На переучет ушел весь день. В пять часов ему доложили о результатах.
– Обобрал нас вчистую, – сказал Прайар. И затряс головой от восхищения. – Наверное, не один час трудился. Мы, конечно, можем наложить на материалы арест и попытаться востребовать их через суд.
– «Блейк–Моффет» способен вести тяжбу годами, – сказал Аллан, вертя в руках желтый блокнот с длинными листками. – Когда мы получим пакеты обратно, они уже устареют. Придется нам сочинять новые. Лучше прежних.

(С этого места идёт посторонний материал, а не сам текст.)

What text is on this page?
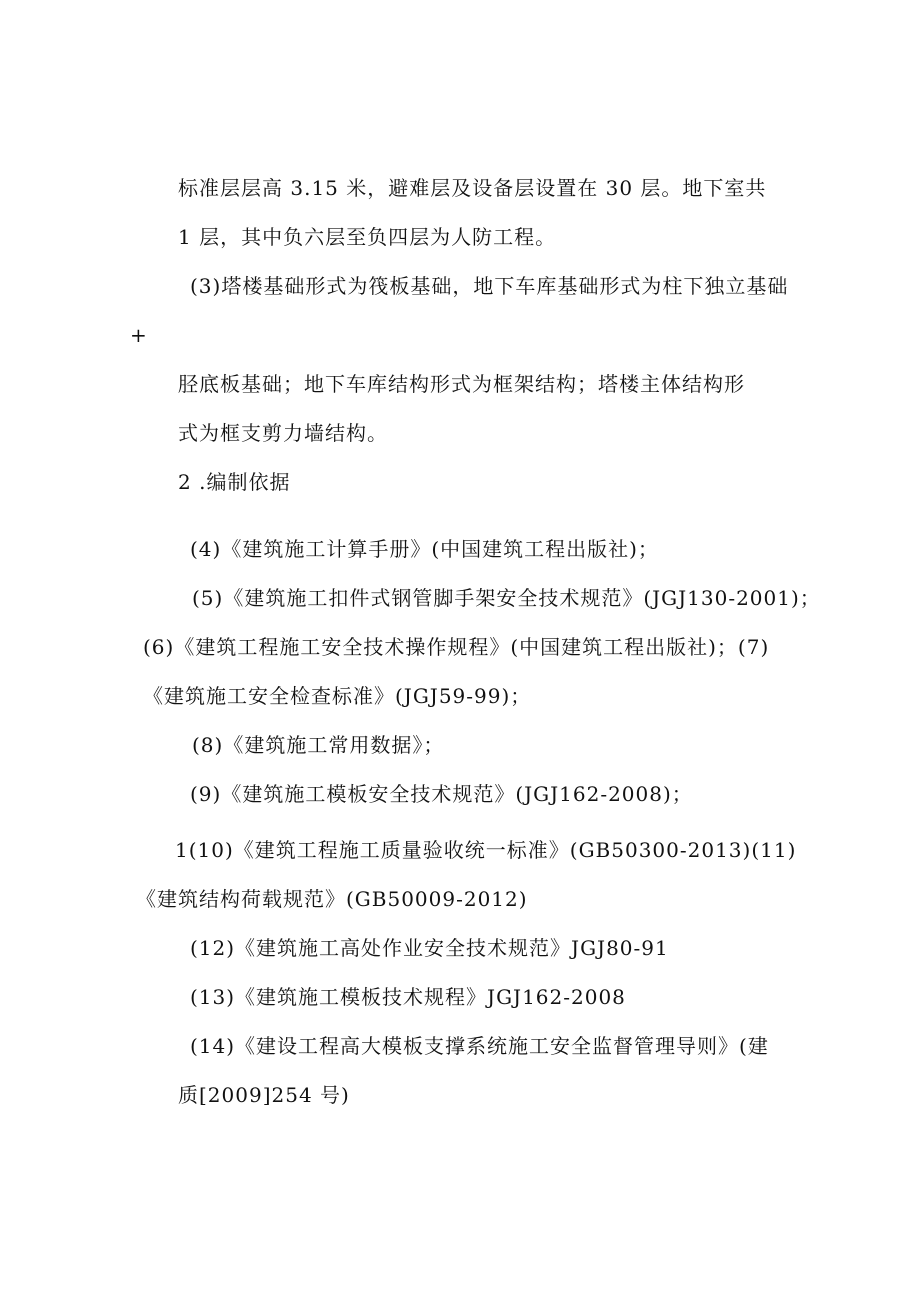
标准层层高 3.15 米，避难层及设备层设置在 30 层。地下室共
1 层，其中负六层至负四层为人防工程。
(3)塔楼基础形式为筏板基础，地下车库基础形式为柱下独立基础
+
胫底板基础；地下车库结构形式为框架结构；塔楼主体结构形
式为框支剪力墙结构。
2 .编制依据
(4)《建筑施工计算手册》(中国建筑工程出版社)；
(5)《建筑施工扣件式钢管脚手架安全技术规范》(JGJ130-2001)；
(6)《建筑工程施工安全技术操作规程》(中国建筑工程出版社)；(7)
《建筑施工安全检查标准》(JGJ59-99)；
(8)《建筑施工常用数据》；
(9)《建筑施工模板安全技术规范》(JGJ162-2008)；
1(10)《建筑工程施工质量验收统一标准》(GB50300-2013)(11)
《建筑结构荷载规范》(GB50009-2012)
(12)《建筑施工高处作业安全技术规范》JGJ80-91
(13)《建筑施工模板技术规程》JGJ162-2008
(14)《建设工程高大模板支撑系统施工安全监督管理导则》(建
质[2009]254 号)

– Это круто, – сказал Прайар. – Ничего подобного раньше не случалось. Мы видали, как пиратствует «Блейк–Моффет», мы теряли материалы, у нас перехватывали идеи. Но чтобы кто–то из высшего эшелона обобрал нас до нитки – такого с нами не бывало ни разу.
– Мы еще никогда никого не увольняли, – напомнил ему Аллан. И подумал о том, какую обиду он нанес Ладди этим увольнением. – Они могут здорово нам навредить. И вероятно, так и сделают, заполучив Ладди. У него на нас зуб. Раньше мы с этим не сталкивались. Личные чувства. Злоба, грызня не на жизнь, а на смерть.
Когда Прайар ушел, Аллан встал и заходил по кабинету. Завтра пятница, последний день, в течение которого можно раздумывать насчет должности директора ТИ. Проблема, связанная со статуей, до конца недели не разрешится, ведь Мальпарто сказал, что лечение растянется на неопределенный срок.
Либо он уйдет в ТИ в нынешнем своем состоянии, либо откажется от должности. В субботу он все еще будет оставаться непредсказуемой личностью, и когда–нибудь в глубине сознания может соскочить тот же рычажок.